A WREATH laying ceremony is to take place in Worcester to honour the bravery of a local soldier during the opening exchanges of the First World War Battle of the Somme.

It is to be held at the Worcestershire Regiment memorial stone in Gheluvelt Park on Sunday, July 3, one hundred years to the day after Private Thomas Turrall was awarded the Victoria Cross for rescuing a severely wounded officer from the battlefield. Sadly the officer, Lt Jennings, died two hours after Turrall carried him to safety, but not before he had dictated an account of the soldier's actions which led to Pte Turrall receiving the VC.

The action took place at the strongly fortified village of La Boiselle in France, which was captured by the British in a night attack. However, all the senior officers were killed or wounded and control was difficult. Small parties, one of which was led by Lt Jennings pushed forward through the village, bombing, taking prisoners and picking up stragglers.

Pte Turrall, one of the Battalion bombers, joined the party as a hidden machine gun opened fire. Turrall flung himself flat, escaping injury, but the rest of the party were killed, except Lt Jennings, whose leg was shattered.

Turrall dragged him to a shell hole, bandaging his leg with one of his puttees, using the halve of his entrenching tool as a splint.

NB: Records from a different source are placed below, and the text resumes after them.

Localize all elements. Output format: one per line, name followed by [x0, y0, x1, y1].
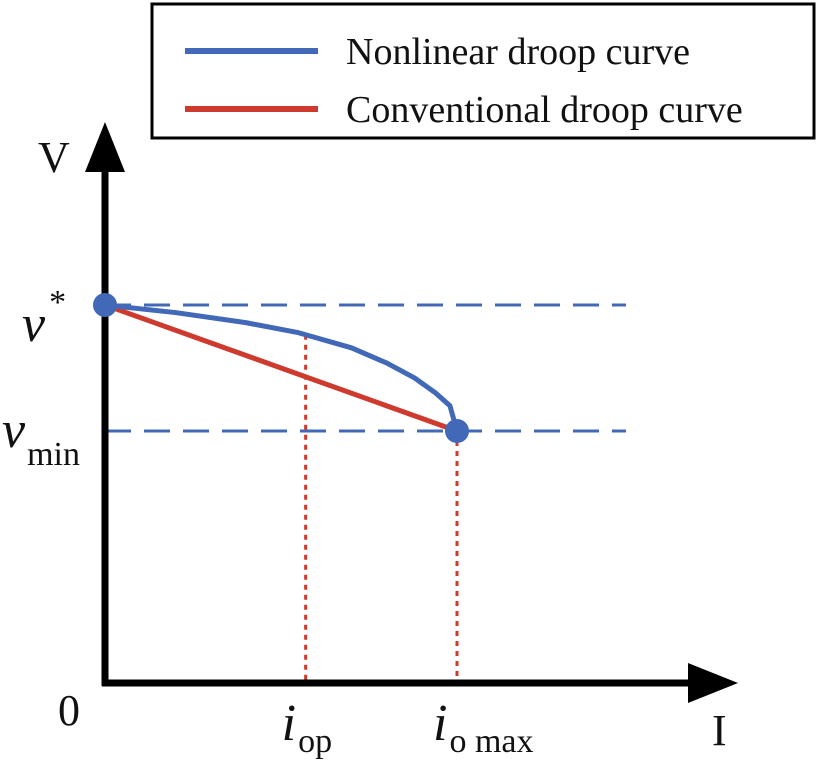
legend: Nonlinear droop curve Conventional droop … [150, 2, 816, 140]
tick-label-i-op: iop [282, 695, 332, 760]
marker-v-min-point [445, 419, 469, 443]
marker-v-star-point [93, 293, 117, 317]
axes [85, 122, 738, 703]
tick-label-i-omax: io max [433, 695, 534, 760]
series-line-nonlinear [102, 302, 460, 434]
x-axis-arrow [688, 663, 738, 703]
tick-label-v-min: vmin [2, 402, 80, 473]
series-lines [102, 302, 460, 434]
axis-labels: V I 0 v * vmin iop io max [2, 133, 727, 760]
legend-box [150, 2, 816, 140]
legend-label-1: Conventional droop curve [346, 89, 743, 131]
y-axis-arrow [85, 122, 125, 172]
series-line-conventional [102, 302, 460, 434]
y-axis-label: V [38, 133, 70, 182]
point-markers [93, 293, 469, 443]
reference-lines [105, 303, 626, 683]
tick-label-v-star: v * [22, 284, 66, 353]
legend-label-0: Nonlinear droop curve [346, 31, 690, 73]
origin-label: 0 [58, 686, 80, 735]
x-axis-label: I [712, 706, 727, 755]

The pair were bombed from behind a hedge by a party of Germans, but Turrall shot two of them dead through a gap in the hedge and the others retired. Later in the day the Germans made an unsuccessful counter-attack on the village. By this time the officer had fainted, so Turrall shammed dead successfully, although the Germans prodded him with their bayonets as they passed.

At night he managed to make his way back to the trenches, carrying the wounded officer. Lt Jennings, who was very tall, had his arms round Turrall's neck and the sentry at first was on the point of shooting him for not putting up his hands. Fortunately Turrall was able to explain the situation in time.

Thomas Turrall was aged 30 when he won his VC. He died on February 21, 1964 in Birmingham. His VC is on display at the Regimental Museum in the City Art Gallery, Foregate Street, Worcester.